In the Philanthropy Exchange chat, colleagues at other community foundations told readers what they do. One community foundation requires all primary and successor advisers to be at least 18 years old. Another recommends that until the minor successor adviser turns 18, the original donor designates a spendable percentage that will be granted towards specific charities and causes, or a percentage of the spendable will be directed into a community pool.
Although the Exchange was a helpful starting point, we were curious what the Council’s recommendation was. We contacted Brad Ward, the Director of Community Philanthropy, to ask for his thoughts.
Brad emphasized the need for flexible guideposts rather than strict guidelines: If possible, one should ask questions while setting up the fund to get the original fund adviser’s view on having minor successors. After one does this, there are two ideal options that community foundations typically use. The first, as noted above: The adviser can designate a percentage of the spendable to go towards specific charities and causes they identify. The other: A percentage of the spendable can be directed into a community pool.

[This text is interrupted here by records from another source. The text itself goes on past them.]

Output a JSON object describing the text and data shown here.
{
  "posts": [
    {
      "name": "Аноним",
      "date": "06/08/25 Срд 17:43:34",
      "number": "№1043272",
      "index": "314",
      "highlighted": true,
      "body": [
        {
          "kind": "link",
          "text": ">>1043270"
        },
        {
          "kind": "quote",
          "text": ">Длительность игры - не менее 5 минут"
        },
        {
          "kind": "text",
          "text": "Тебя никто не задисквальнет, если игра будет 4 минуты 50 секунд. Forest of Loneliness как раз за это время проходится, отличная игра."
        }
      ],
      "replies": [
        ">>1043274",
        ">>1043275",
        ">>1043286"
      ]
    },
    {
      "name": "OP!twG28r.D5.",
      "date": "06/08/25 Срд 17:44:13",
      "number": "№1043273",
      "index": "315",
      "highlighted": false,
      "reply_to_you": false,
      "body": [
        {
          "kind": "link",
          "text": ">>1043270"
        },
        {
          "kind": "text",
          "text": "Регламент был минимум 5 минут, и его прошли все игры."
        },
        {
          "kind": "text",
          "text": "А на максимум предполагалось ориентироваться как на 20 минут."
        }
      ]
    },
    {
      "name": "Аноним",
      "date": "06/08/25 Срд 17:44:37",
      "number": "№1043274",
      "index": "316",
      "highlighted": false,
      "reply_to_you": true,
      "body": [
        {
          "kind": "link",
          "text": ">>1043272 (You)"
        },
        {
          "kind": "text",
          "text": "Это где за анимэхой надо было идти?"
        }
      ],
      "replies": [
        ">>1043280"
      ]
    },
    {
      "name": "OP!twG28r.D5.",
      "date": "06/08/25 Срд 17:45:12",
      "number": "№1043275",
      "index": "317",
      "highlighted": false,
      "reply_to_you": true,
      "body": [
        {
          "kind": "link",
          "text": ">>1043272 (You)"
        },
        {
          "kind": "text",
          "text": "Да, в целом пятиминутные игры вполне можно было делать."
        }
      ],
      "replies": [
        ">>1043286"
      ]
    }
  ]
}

Aside from providing his recommendations, Brad also discussed a number of items that community foundations should consider when constructing and implementing a procedure to manage the naming of minor successors. The first item that he addressed was the legal consideration. Brad posed the question: Should the community foundation adhere to state law in relation to minors, or does it use its own discretion to decide when the successor is no longer a minor and is therefore ready to advise the fund? The community foundation needs to be clear on who they consider to be a minor and if that falls in line with state law or not.
Brad also mentioned that a community foundation may want to consider requiring a minimum fund amount in order for donors to have successors named on the fund, or those funds must be endowed for future successor advising rights. He explained that this could help ensure there will be enough left for the successors to have meaningful grant funds to work with. There was also the consideration of how long the line of succession could be. Will successors include grandchildren and great-grandchildren of the original adviser, or will the line of succession end after the first set of successors? If additional generations are considered, new minimums for giving and fund balances should be approached with the original donors and future advisers.
We took what we learned from the Council – both through the Exchange and through Brad – and used it to improve our discussion. And soon, we’ll have a procedure in place to will guide us if this situation arises in our work.